Herr Voss, im ZDF sind Sie seit Jahren als Sportmoderator im Einsatz, präsentieren seit einer Weile aber auch True-Crime-Formate. Achten Sie seitdem mehr auf Ihre eigene Sicherheit?
Sven Voss: Durch den Kontakt mit den Ermittlern habe ich schon eine ganze Menge gelernt. Ich habe zwar nicht mehr Angst als früher, durch die Stadt zu gehen, ich habe auch nicht mehr Angst um meine Kinder. Aber ich bin wachsamer geworden und versuche, meine Umgebung genauer zu beobachten. Da rede ich nicht nur von Verbrechen. Wenn ich etwa an einer Bushaltestelle einen Obdachlosen sehe, schaue ich genau hin, ob die Person Hilfe benötigt. Wir sollten alle aufmerksamer für unsere Umgebung und unsere Mitmenschen sein, das haben wir in den letzten Jahren vielleicht ein wenig verlernt.

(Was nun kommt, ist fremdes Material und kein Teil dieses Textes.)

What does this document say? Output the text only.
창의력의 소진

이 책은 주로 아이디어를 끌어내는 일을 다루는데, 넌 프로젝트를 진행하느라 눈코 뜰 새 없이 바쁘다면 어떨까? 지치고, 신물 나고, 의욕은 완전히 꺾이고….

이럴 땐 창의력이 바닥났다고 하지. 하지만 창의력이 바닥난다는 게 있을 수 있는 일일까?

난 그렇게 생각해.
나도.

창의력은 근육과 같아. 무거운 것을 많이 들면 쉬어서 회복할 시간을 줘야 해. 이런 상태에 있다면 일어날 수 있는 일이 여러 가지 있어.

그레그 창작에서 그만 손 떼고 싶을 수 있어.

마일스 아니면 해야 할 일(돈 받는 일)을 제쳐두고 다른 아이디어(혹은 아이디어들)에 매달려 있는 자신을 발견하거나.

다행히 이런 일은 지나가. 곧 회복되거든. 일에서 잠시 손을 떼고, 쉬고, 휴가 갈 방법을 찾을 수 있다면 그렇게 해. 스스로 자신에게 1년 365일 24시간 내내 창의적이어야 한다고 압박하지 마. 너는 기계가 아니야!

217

Aber ein ängstlicher Typ sind Sie nicht?
Voss: Nein, ich bin kein ängstlicher Typ. Ich weiß, dass es Verbrechen gibt, und ich weiß, dass man zur falschen Zeit am falschen Ort sein kann. Aber ich gehe normal durch die Welt und ich packe auch meine Kinder nicht in Watte. Es gibt ja Kinder, die werden zum Beispiel jeden Morgen mit dem Auto zur Schule gebracht und wieder abgeholt. Ich versuche, meinen Kindern eine gewisse Normalität zu signalisieren. Klar, wenn meine Tochter abends unterwegs ist und mir eine Nachricht schickt, dass alles okay ist, dann bin ich beruhigt. Aber ich weiß ja auch, dass Verbrechen nicht sekündlich passieren.
Haben Sie sich denn gefürchtet, wenn Sie als Kind „Aktenzeichen XY … ungelöst“ geschaut haben?

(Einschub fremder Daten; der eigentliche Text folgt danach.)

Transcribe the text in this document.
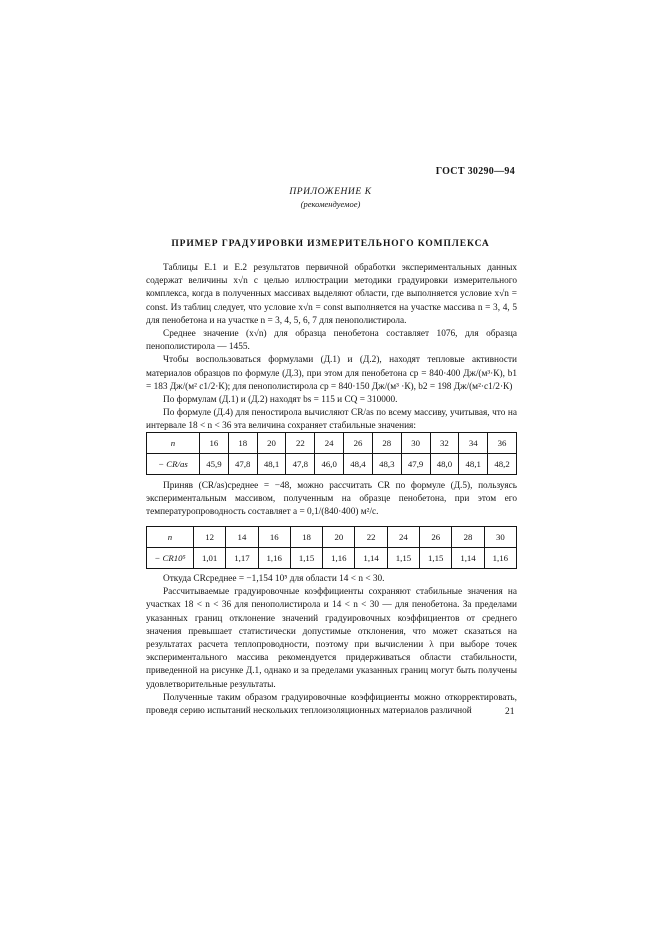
ГОСТ 30290—94
ПРИЛОЖЕНИЕ К
(рекомендуемое)
ПРИМЕР ГРАДУИРОВКИ ИЗМЕРИТЕЛЬНОГО КОМПЛЕКСА

Таблицы Е.1 и Е.2 результатов первичной обработки экспериментальных данных содержат величины x√n с целью иллюстрации методики градуировки измерительного комплекса, когда в полученных массивах выделяют области, где выполняется условие x√n = const. Из таблиц следует, что условие x√n = const выполняется на участке массива n = 3, 4, 5 для пенобетона и на участке n = 3, 4, 5, 6, 7 для пенополистирола.

Среднее значение (x√n) для образца пенобетона составляет 1076, для образца пенополистирола — 1455.

Чтобы воспользоваться формулами (Д.1) и (Д.2), находят тепловые активности материалов образцов по формуле (Д.3), при этом для пенобетона cp = 840·400 Дж/(м³·К), b1 = 183 Дж/(м² с1/2·К); для пенополистирола cp = 840·150 Дж/(м³ ·К), b2 = 198 Дж/(м²·с1/2·К)

По формулам (Д.1) и (Д.2) находят bs = 115 и CQ = 310000.

По формуле (Д.4) для пеностирола вычисляют CR/as по всему массиву, учитывая, что на интервале 18 < n < 36 эта величина сохраняет стабильные значения:

n	16	18	20	22	24	26	28	30	32	34	36
− CR/as	45,9	47,8	48,1	47,8	46,0	48,4	48,3	47,9	48,0	48,1	48,2

Приняв (CR/as)среднее = −48, можно рассчитать CR по формуле (Д.5), пользуясь экспериментальным массивом, полученным на образце пенобетона, при этом его температуропроводность составляет a = 0,1/(840·400) м²/с.

n	12	14	16	18	20	22	24	26	28	30
− CR10⁵	1,01	1,17	1,16	1,15	1,16	1,14	1,15	1,15	1,14	1,16

Откуда CRсреднее = −1,154 10⁵ для области 14 < n < 30.

Рассчитываемые градуировочные коэффициенты сохраняют стабильные значения на участках 18 < n < 36 для пенополистирола и 14 < n < 30 — для пенобетона. За пределами указанных границ отклонение значений градуировочных коэффициентов от среднего значения превышает статистически допустимые отклонения, что может сказаться на результатах расчета теплопроводности, поэтому при вычислении λ при выборе точек экспериментального массива рекомендуется придерживаться области стабильности, приведенной на рисунке Д.1, однако и за пределами указанных границ могут быть получены удовлетворительные результаты.

Полученные таким образом градуировочные коэффициенты можно откорректировать, проведя серию испытаний нескольких теплоизоляционных материалов различной	21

Voss: Als ich mit zwölf, 13 Jahren zum ersten Mal von der Sendung hörte, fand ich es faszinierend, dass man der Polizei helfen kann. Ich hatte schon früh einen starken Gerechtigkeitssinn und einen Kompass für Gut und Böse. „Aktenzeichen XY“ durfte ich eigentlich nie gucken, aber wenn meine Eltern weg waren, habe ich natürlich doch eingeschaltet. Das habe ich oft bereut. In einer Folge wurde ein Pärchen in einer Gartenlaube überfallen und die Verbrecher wollten den goldenen Ring, den die Frau trug. Vor Aufregung bekam sie den aber nicht vom Finger – dann kam der Schnitt auf die Gartenschere. Mehr hat man nicht gesehen, aber den Rest konnte man sich denken, und das hat mich nachhaltig traumatisiert.
In der neuen Staffel der Doku-Reihe „XY gelöst“ präsentieren Sie Verbrechen, die nach langer Zeit aufgeklärt werden konnten. Der älteste Fall war 1995 und ist ziemlich spektakulär.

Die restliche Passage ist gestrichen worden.